We spent an evening learning about the dark side of one of our friends. He was normally an even-tempered, mild-mannered guy. I’d only seen him upset once, when someone tried to pick a fight with four of us in our neighborhood pub. We left and the person came after us, kicking the VW bus. J didn’t take kindly to that and got out of the bus to go after the guy. We held him back.

That day in New Orleans we got tossed from several bars. I’d never been thrown out of a bar before (or since), so it was a day to remember. (We may have dragged him out of some of those before getting tossed.) We also discovered that night the origin of another friend’s chosen name – it was a word spelled backward. We stopped in a tourist shop that printed custom phony newspaper headlines and exposed him via a headline that we sent back to the office.

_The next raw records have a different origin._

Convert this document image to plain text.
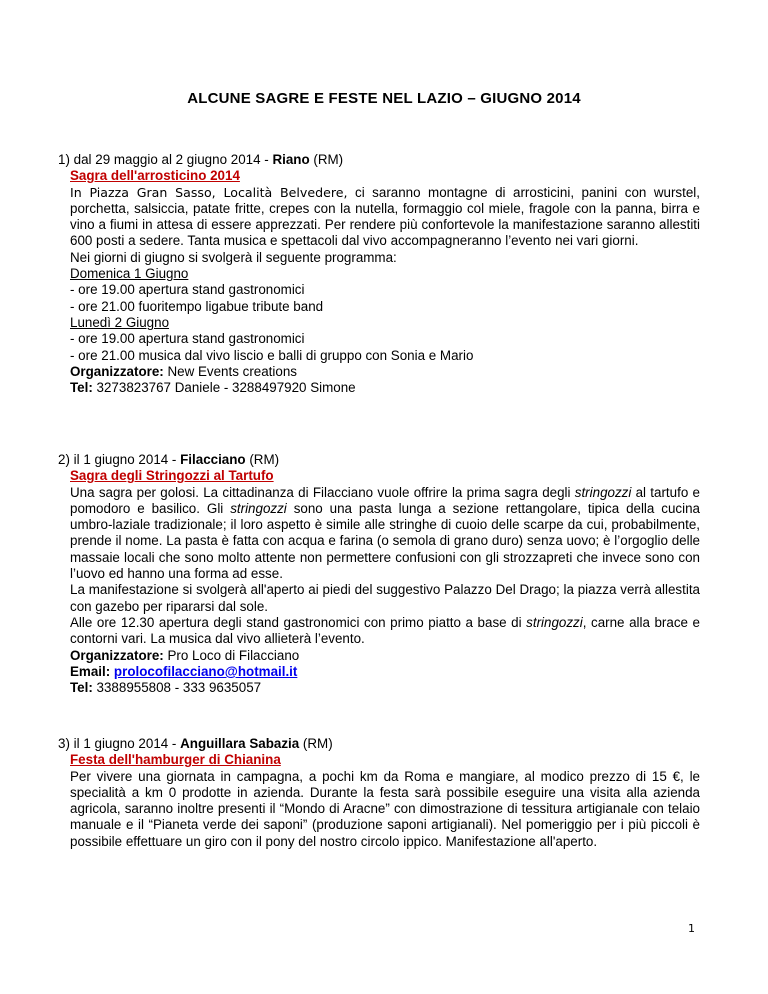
ALCUNE SAGRE E FESTE NEL LAZIO – GIUGNO 2014
1) dal 29 maggio al 2 giugno 2014 - Riano (RM)
Sagra dell'arrosticino 2014

In Piazza Gran Sasso, Località Belvedere, ci saranno montagne di arrosticini, panini con wurstel, porchetta, salsiccia, patate fritte, crepes con la nutella, formaggio col miele, fragole con la panna, birra e vino a fiumi in attesa di essere apprezzati. Per rendere più confortevole la manifestazione saranno allestiti 600 posti a sedere. Tanta musica e spettacoli dal vivo accompagneranno l’evento nei vari giorni.

Nei giorni di giugno si svolgerà il seguente programma:
Domenica 1 Giugno
- ore 19.00 apertura stand gastronomici
- ore 21.00 fuoritempo ligabue tribute band
Lunedì 2 Giugno
- ore 19.00 apertura stand gastronomici
- ore 21.00 musica dal vivo liscio e balli di gruppo con Sonia e Mario
Organizzatore: New Events creations
Tel: 3273823767 Daniele - 3288497920 Simone
2) il 1 giugno 2014 - Filacciano (RM)
Sagra degli Stringozzi al Tartufo

Una sagra per golosi. La cittadinanza di Filacciano vuole offrire la prima sagra degli stringozzi al tartufo e pomodoro e basilico. Gli stringozzi sono una pasta lunga a sezione rettangolare, tipica della cucina umbro-laziale tradizionale; il loro aspetto è simile alle stringhe di cuoio delle scarpe da cui, probabilmente, prende il nome. La pasta è fatta con acqua e farina (o semola di grano duro) senza uovo; è l’orgoglio delle massaie locali che sono molto attente non permettere confusioni con gli strozzapreti che invece sono con l’uovo ed hanno una forma ad esse.

La manifestazione si svolgerà all'aperto ai piedi del suggestivo Palazzo Del Drago; la piazza verrà allestita con gazebo per ripararsi dal sole.

Alle ore 12.30 apertura degli stand gastronomici con primo piatto a base di stringozzi, carne alla brace e contorni vari. La musica dal vivo allieterà l’evento.

Organizzatore: Pro Loco di Filacciano
Email: prolocofilacciano@hotmail.it
Tel: 3388955808 - 333 9635057
3) il 1 giugno 2014 - Anguillara Sabazia (RM)
Festa dell'hamburger di Chianina

Per vivere una giornata in campagna, a pochi km da Roma e mangiare, al modico prezzo di 15 €, le specialità a km 0 prodotte in azienda. Durante la festa sarà possibile eseguire una visita alla azienda agricola, saranno inoltre presenti il “Mondo di Aracne” con dimostrazione di tessitura artigianale con telaio manuale e il “Pianeta verde dei saponi” (produzione saponi artigianali). Nel pomeriggio per i più piccoli è possibile effettuare un giro con il pony del nostro circolo ippico. Manifestazione all'aperto.

1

After the last bar-tossing we headed for home. J was too drunk to drive and we finally persuaded him to let someone else drive the sacred bus. That lasted a short while until he insisted upon driving again. Two of us mutinied and insisted he not drive. He forcefully insisted that it was his bus so his decision. We let him know that we were afraid of his driving and preferred to walk or hitchhike. He invited us to do so.

After a few blocks they picked us up again, with a new driver. Another few blocks, and J insisted on driving again. We started walking again.

It was pouring rain and our facepaint (this being the evening of the Congo Square facepainting adventure) ran. Our hitchhiking became mostly walking but we still beat the bus home by an hour or more. We never did learn what took them so long, but it apparently involved a couple more stops, arguments about driving, and driver changes.

Fifty years later I still have no desire to go back to Mardi Gras. Been there, done that.